A fact not lost on Arizona Public Service, they have announced another large solar plant - a 290 million watt concentrating solar plant, among the largest in the world, to be built in the Harquahala Valley, 75 miles west of Phoenix.  This is in addition to a 280-megawatt concentrating solar power plant to be built 70 miles southwest of Phoenix, near Gila Bend, Arizona.  Together the two plants will supply electricity to 143,000 consumers.

Not stopping there, Arizona Public Service, APS, offered Flagstaff customers the opportunity to help APS build an interconnected solar power plant – one rooftop at a time. For this program, APS will own and receive energy from solar panels installed on about 300 customer rooftops. Participating customers will not have any up-front costs or other requirements and they will receive a low 20-year fixed community power rate for the solar portion of their electricity bill.

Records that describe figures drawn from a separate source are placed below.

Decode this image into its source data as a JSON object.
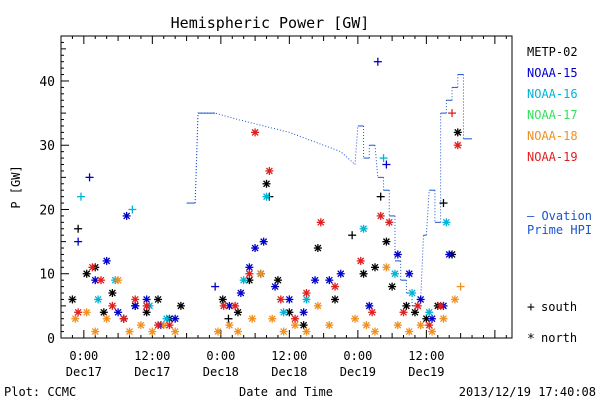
{
  "chart_data": {
    "type": "scatter",
    "title": "Hemispheric Power [GW]",
    "ylabel": "P [GW]",
    "xlabel": "Date and Time",
    "ylim": [
      0,
      47
    ],
    "xlim": [
      "2013-12-16T20:00",
      "2013-12-20T03:00"
    ],
    "yticks": [
      0,
      10,
      20,
      30,
      40
    ],
    "xticks": [
      {
        "t": "2013-12-17T00:00",
        "label1": "0:00",
        "label2": "Dec17"
      },
      {
        "t": "2013-12-17T12:00",
        "label1": "12:00",
        "label2": "Dec17"
      },
      {
        "t": "2013-12-18T00:00",
        "label1": "0:00",
        "label2": "Dec18"
      },
      {
        "t": "2013-12-18T12:00",
        "label1": "12:00",
        "label2": "Dec18"
      },
      {
        "t": "2013-12-19T00:00",
        "label1": "0:00",
        "label2": "Dec19"
      },
      {
        "t": "2013-12-19T12:00",
        "label1": "12:00",
        "label2": "Dec19"
      }
    ],
    "grid": false,
    "legend_position": "right",
    "series": [
      {
        "name": "METP-02",
        "color": "#000000",
        "points": [
          [
            "2013-12-16T22:00",
            6,
            "*"
          ],
          [
            "2013-12-16T23:00",
            17,
            "+"
          ],
          [
            "2013-12-17T00:30",
            10,
            "*"
          ],
          [
            "2013-12-17T02:00",
            11,
            "*"
          ],
          [
            "2013-12-17T03:30",
            4,
            "*"
          ],
          [
            "2013-12-17T05:00",
            7,
            "*"
          ],
          [
            "2013-12-17T07:00",
            3,
            "*"
          ],
          [
            "2013-12-17T09:00",
            5,
            "*"
          ],
          [
            "2013-12-17T11:00",
            4,
            "*"
          ],
          [
            "2013-12-17T13:00",
            6,
            "*"
          ],
          [
            "2013-12-17T15:00",
            3,
            "*"
          ],
          [
            "2013-12-17T17:00",
            5,
            "*"
          ],
          [
            "2013-12-18T00:20",
            6,
            "*"
          ],
          [
            "2013-12-18T01:20",
            3,
            "+"
          ],
          [
            "2013-12-18T03:00",
            4,
            "*"
          ],
          [
            "2013-12-18T05:00",
            9,
            "*"
          ],
          [
            "2013-12-18T07:00",
            10,
            "*"
          ],
          [
            "2013-12-18T08:00",
            24,
            "*"
          ],
          [
            "2013-12-18T08:30",
            22,
            "+"
          ],
          [
            "2013-12-18T10:00",
            9,
            "*"
          ],
          [
            "2013-12-18T12:00",
            4,
            "*"
          ],
          [
            "2013-12-18T14:30",
            2,
            "*"
          ],
          [
            "2013-12-18T17:00",
            14,
            "*"
          ],
          [
            "2013-12-18T20:00",
            6,
            "*"
          ],
          [
            "2013-12-18T23:00",
            16,
            "+"
          ],
          [
            "2013-12-19T01:00",
            10,
            "*"
          ],
          [
            "2013-12-19T03:00",
            11,
            "*"
          ],
          [
            "2013-12-19T04:00",
            22,
            "+"
          ],
          [
            "2013-12-19T05:00",
            15,
            "*"
          ],
          [
            "2013-12-19T06:00",
            8,
            "*"
          ],
          [
            "2013-12-19T08:30",
            5,
            "*"
          ],
          [
            "2013-12-19T10:00",
            4,
            "*"
          ],
          [
            "2013-12-19T12:00",
            3,
            "*"
          ],
          [
            "2013-12-19T14:00",
            5,
            "*"
          ],
          [
            "2013-12-19T15:00",
            21,
            "+"
          ],
          [
            "2013-12-19T16:30",
            13,
            "*"
          ],
          [
            "2013-12-19T17:30",
            32,
            "*"
          ]
        ]
      },
      {
        "name": "NOAA-15",
        "color": "#0000cc",
        "points": [
          [
            "2013-12-16T23:00",
            15,
            "+"
          ],
          [
            "2013-12-17T01:00",
            25,
            "+"
          ],
          [
            "2013-12-17T02:00",
            9,
            "*"
          ],
          [
            "2013-12-17T04:00",
            12,
            "*"
          ],
          [
            "2013-12-17T06:00",
            4,
            "*"
          ],
          [
            "2013-12-17T07:30",
            19,
            "*"
          ],
          [
            "2013-12-17T09:00",
            5,
            "*"
          ],
          [
            "2013-12-17T11:00",
            6,
            "*"
          ],
          [
            "2013-12-17T13:30",
            2,
            "*"
          ],
          [
            "2013-12-17T16:00",
            3,
            "*"
          ],
          [
            "2013-12-17T23:00",
            8,
            "+"
          ],
          [
            "2013-12-18T01:30",
            5,
            "*"
          ],
          [
            "2013-12-18T03:30",
            7,
            "*"
          ],
          [
            "2013-12-18T05:00",
            11,
            "*"
          ],
          [
            "2013-12-18T06:00",
            14,
            "*"
          ],
          [
            "2013-12-18T07:30",
            15,
            "*"
          ],
          [
            "2013-12-18T09:30",
            8,
            "*"
          ],
          [
            "2013-12-18T12:00",
            6,
            "*"
          ],
          [
            "2013-12-18T14:30",
            4,
            "*"
          ],
          [
            "2013-12-18T16:30",
            9,
            "*"
          ],
          [
            "2013-12-18T19:00",
            9,
            "*"
          ],
          [
            "2013-12-18T21:00",
            10,
            "*"
          ],
          [
            "2013-12-19T02:00",
            5,
            "*"
          ],
          [
            "2013-12-19T03:30",
            43,
            "+"
          ],
          [
            "2013-12-19T05:00",
            27,
            "+"
          ],
          [
            "2013-12-19T07:00",
            13,
            "*"
          ],
          [
            "2013-12-19T09:00",
            10,
            "*"
          ],
          [
            "2013-12-19T11:00",
            6,
            "*"
          ],
          [
            "2013-12-19T13:00",
            3,
            "*"
          ],
          [
            "2013-12-19T15:00",
            5,
            "*"
          ],
          [
            "2013-12-19T16:00",
            13,
            "*"
          ]
        ]
      },
      {
        "name": "NOAA-16",
        "color": "#00b4d8",
        "points": [
          [
            "2013-12-16T23:30",
            22,
            "+"
          ],
          [
            "2013-12-17T02:30",
            6,
            "*"
          ],
          [
            "2013-12-17T05:30",
            9,
            "*"
          ],
          [
            "2013-12-17T08:30",
            20,
            "+"
          ],
          [
            "2013-12-17T11:30",
            5,
            "*"
          ],
          [
            "2013-12-17T14:30",
            3,
            "*"
          ],
          [
            "2013-12-18T04:00",
            9,
            "*"
          ],
          [
            "2013-12-18T08:00",
            22,
            "*"
          ],
          [
            "2013-12-18T11:00",
            4,
            "*"
          ],
          [
            "2013-12-18T15:00",
            6,
            "*"
          ],
          [
            "2013-12-19T01:00",
            17,
            "*"
          ],
          [
            "2013-12-19T04:30",
            28,
            "+"
          ],
          [
            "2013-12-19T06:30",
            10,
            "*"
          ],
          [
            "2013-12-19T09:30",
            7,
            "*"
          ],
          [
            "2013-12-19T12:30",
            4,
            "*"
          ],
          [
            "2013-12-19T15:30",
            18,
            "*"
          ]
        ]
      },
      {
        "name": "NOAA-17",
        "color": "#33e05a",
        "points": []
      },
      {
        "name": "NOAA-18",
        "color": "#f09020",
        "points": [
          [
            "2013-12-16T22:30",
            3,
            "*"
          ],
          [
            "2013-12-17T00:30",
            4,
            "*"
          ],
          [
            "2013-12-17T02:00",
            1,
            "*"
          ],
          [
            "2013-12-17T04:00",
            3,
            "*"
          ],
          [
            "2013-12-17T06:00",
            9,
            "*"
          ],
          [
            "2013-12-17T08:00",
            1,
            "*"
          ],
          [
            "2013-12-17T10:00",
            2,
            "*"
          ],
          [
            "2013-12-17T12:00",
            1,
            "*"
          ],
          [
            "2013-12-17T14:00",
            2,
            "*"
          ],
          [
            "2013-12-17T16:00",
            1,
            "*"
          ],
          [
            "2013-12-17T23:30",
            1,
            "*"
          ],
          [
            "2013-12-18T01:30",
            2,
            "*"
          ],
          [
            "2013-12-18T03:00",
            1,
            "*"
          ],
          [
            "2013-12-18T05:30",
            3,
            "*"
          ],
          [
            "2013-12-18T07:00",
            10,
            "*"
          ],
          [
            "2013-12-18T09:00",
            3,
            "*"
          ],
          [
            "2013-12-18T11:00",
            1,
            "*"
          ],
          [
            "2013-12-18T13:00",
            2,
            "*"
          ],
          [
            "2013-12-18T15:00",
            1,
            "*"
          ],
          [
            "2013-12-18T17:00",
            5,
            "*"
          ],
          [
            "2013-12-18T19:00",
            2,
            "*"
          ],
          [
            "2013-12-18T23:30",
            3,
            "*"
          ],
          [
            "2013-12-19T01:30",
            2,
            "*"
          ],
          [
            "2013-12-19T03:00",
            1,
            "*"
          ],
          [
            "2013-12-19T05:00",
            11,
            "*"
          ],
          [
            "2013-12-19T07:00",
            2,
            "*"
          ],
          [
            "2013-12-19T09:00",
            1,
            "*"
          ],
          [
            "2013-12-19T11:00",
            2,
            "*"
          ],
          [
            "2013-12-19T13:00",
            1,
            "*"
          ],
          [
            "2013-12-19T15:00",
            3,
            "*"
          ],
          [
            "2013-12-19T17:00",
            6,
            "*"
          ],
          [
            "2013-12-19T18:00",
            8,
            "+"
          ]
        ]
      },
      {
        "name": "NOAA-19",
        "color": "#e02020",
        "points": [
          [
            "2013-12-16T23:00",
            4,
            "*"
          ],
          [
            "2013-12-17T01:30",
            11,
            "*"
          ],
          [
            "2013-12-17T03:00",
            9,
            "*"
          ],
          [
            "2013-12-17T05:00",
            5,
            "*"
          ],
          [
            "2013-12-17T07:00",
            3,
            "*"
          ],
          [
            "2013-12-17T09:00",
            6,
            "*"
          ],
          [
            "2013-12-17T11:00",
            5,
            "*"
          ],
          [
            "2013-12-17T13:00",
            2,
            "*"
          ],
          [
            "2013-12-17T15:00",
            2,
            "*"
          ],
          [
            "2013-12-18T00:30",
            5,
            "*"
          ],
          [
            "2013-12-18T02:30",
            5,
            "*"
          ],
          [
            "2013-12-18T05:00",
            10,
            "*"
          ],
          [
            "2013-12-18T06:00",
            32,
            "*"
          ],
          [
            "2013-12-18T08:30",
            26,
            "*"
          ],
          [
            "2013-12-18T10:30",
            6,
            "*"
          ],
          [
            "2013-12-18T13:00",
            3,
            "*"
          ],
          [
            "2013-12-18T15:00",
            7,
            "*"
          ],
          [
            "2013-12-18T17:30",
            18,
            "*"
          ],
          [
            "2013-12-18T20:00",
            8,
            "*"
          ],
          [
            "2013-12-19T00:30",
            12,
            "*"
          ],
          [
            "2013-12-19T02:30",
            4,
            "*"
          ],
          [
            "2013-12-19T04:00",
            19,
            "*"
          ],
          [
            "2013-12-19T05:30",
            18,
            "*"
          ],
          [
            "2013-12-19T08:00",
            4,
            "*"
          ],
          [
            "2013-12-19T10:30",
            5,
            "*"
          ],
          [
            "2013-12-19T12:30",
            2,
            "*"
          ],
          [
            "2013-12-19T14:30",
            5,
            "*"
          ],
          [
            "2013-12-19T16:30",
            35,
            "+"
          ],
          [
            "2013-12-19T17:30",
            30,
            "*"
          ]
        ]
      }
    ],
    "ovation": {
      "name": "Ovation Prime HPI",
      "color": "#1a55cc",
      "legend_label_1": "– Ovation",
      "legend_label_2": "Prime HPI",
      "segments": [
        [
          [
            "2013-12-17T18:00",
            21
          ],
          [
            "2013-12-17T19:30",
            21
          ]
        ],
        [
          [
            "2013-12-17T20:00",
            35
          ],
          [
            "2013-12-17T23:00",
            35
          ]
        ],
        [
          [
            "2013-12-19T00:00",
            33
          ],
          [
            "2013-12-19T01:00",
            33
          ]
        ],
        [
          [
            "2013-12-19T01:00",
            28
          ],
          [
            "2013-12-19T02:00",
            28
          ]
        ],
        [
          [
            "2013-12-19T02:00",
            30
          ],
          [
            "2013-12-19T03:00",
            30
          ]
        ],
        [
          [
            "2013-12-19T03:30",
            25
          ],
          [
            "2013-12-19T04:30",
            25
          ]
        ],
        [
          [
            "2013-12-19T04:30",
            23
          ],
          [
            "2013-12-19T05:30",
            23
          ]
        ],
        [
          [
            "2013-12-19T05:30",
            19
          ],
          [
            "2013-12-19T06:30",
            19
          ]
        ],
        [
          [
            "2013-12-19T06:30",
            12
          ],
          [
            "2013-12-19T07:30",
            12
          ]
        ],
        [
          [
            "2013-12-19T07:30",
            9
          ],
          [
            "2013-12-19T08:30",
            9
          ]
        ],
        [
          [
            "2013-12-19T08:30",
            7
          ],
          [
            "2013-12-19T09:30",
            7
          ]
        ],
        [
          [
            "2013-12-19T09:30",
            5
          ],
          [
            "2013-12-19T10:30",
            5
          ]
        ],
        [
          [
            "2013-12-19T10:30",
            6
          ],
          [
            "2013-12-19T11:00",
            6
          ]
        ],
        [
          [
            "2013-12-19T11:30",
            16
          ],
          [
            "2013-12-19T12:00",
            16
          ]
        ],
        [
          [
            "2013-12-19T12:30",
            23
          ],
          [
            "2013-12-19T13:30",
            23
          ]
        ],
        [
          [
            "2013-12-19T13:30",
            18
          ],
          [
            "2013-12-19T14:30",
            18
          ]
        ],
        [
          [
            "2013-12-19T14:30",
            35
          ],
          [
            "2013-12-19T15:30",
            35
          ]
        ],
        [
          [
            "2013-12-19T15:30",
            37
          ],
          [
            "2013-12-19T16:30",
            37
          ]
        ],
        [
          [
            "2013-12-19T16:30",
            39
          ],
          [
            "2013-12-19T17:30",
            39
          ]
        ],
        [
          [
            "2013-12-19T17:30",
            41
          ],
          [
            "2013-12-19T18:30",
            41
          ]
        ],
        [
          [
            "2013-12-19T18:30",
            31
          ],
          [
            "2013-12-19T20:00",
            31
          ]
        ]
      ],
      "dotted": [
        [
          "2013-12-17T19:30",
          21
        ],
        [
          "2013-12-17T20:00",
          35
        ],
        [
          "2013-12-17T23:00",
          35
        ],
        [
          "2013-12-18T03:00",
          34
        ],
        [
          "2013-12-18T12:00",
          32
        ],
        [
          "2013-12-18T21:00",
          29
        ],
        [
          "2013-12-18T23:30",
          27
        ],
        [
          "2013-12-19T00:00",
          33
        ]
      ]
    }
  },
  "legend": {
    "south_symbol": "+",
    "south_label": "south",
    "north_symbol": "*",
    "north_label": "north"
  },
  "footer": {
    "plot_label": "Plot: CCMC",
    "timestamp": "2013/12/19 17:40:08"
  }
}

APS staffers also celebrated with visitors as the Grand Canyon's Visitor Center went solar with 84 solar panels on the center's roof and on adjacent ground-mounted platforms. The 18 kilowatts of energy generated by the panels provide enough power to offset 30 percent of the center's electricity use. APS said that the Grand Canyon is important to their efforts "because of the opportunity that exists to educate more than 4.5 million Canyon visitors each year about renewable energy."

Maybe someday Nevadans will get over their hangovers and see the light.

2 comments:

Unknown said...

Great points, and very compelling.

Jim

hdmike said...

Would be a great idea for Nevada. Las Vegas only gets 4% of the electricity generated by Hoover Dam, and with it drying up as fast as it is, we need to work on other sources to replace even that amount. Of course without water, we won't need much electricity!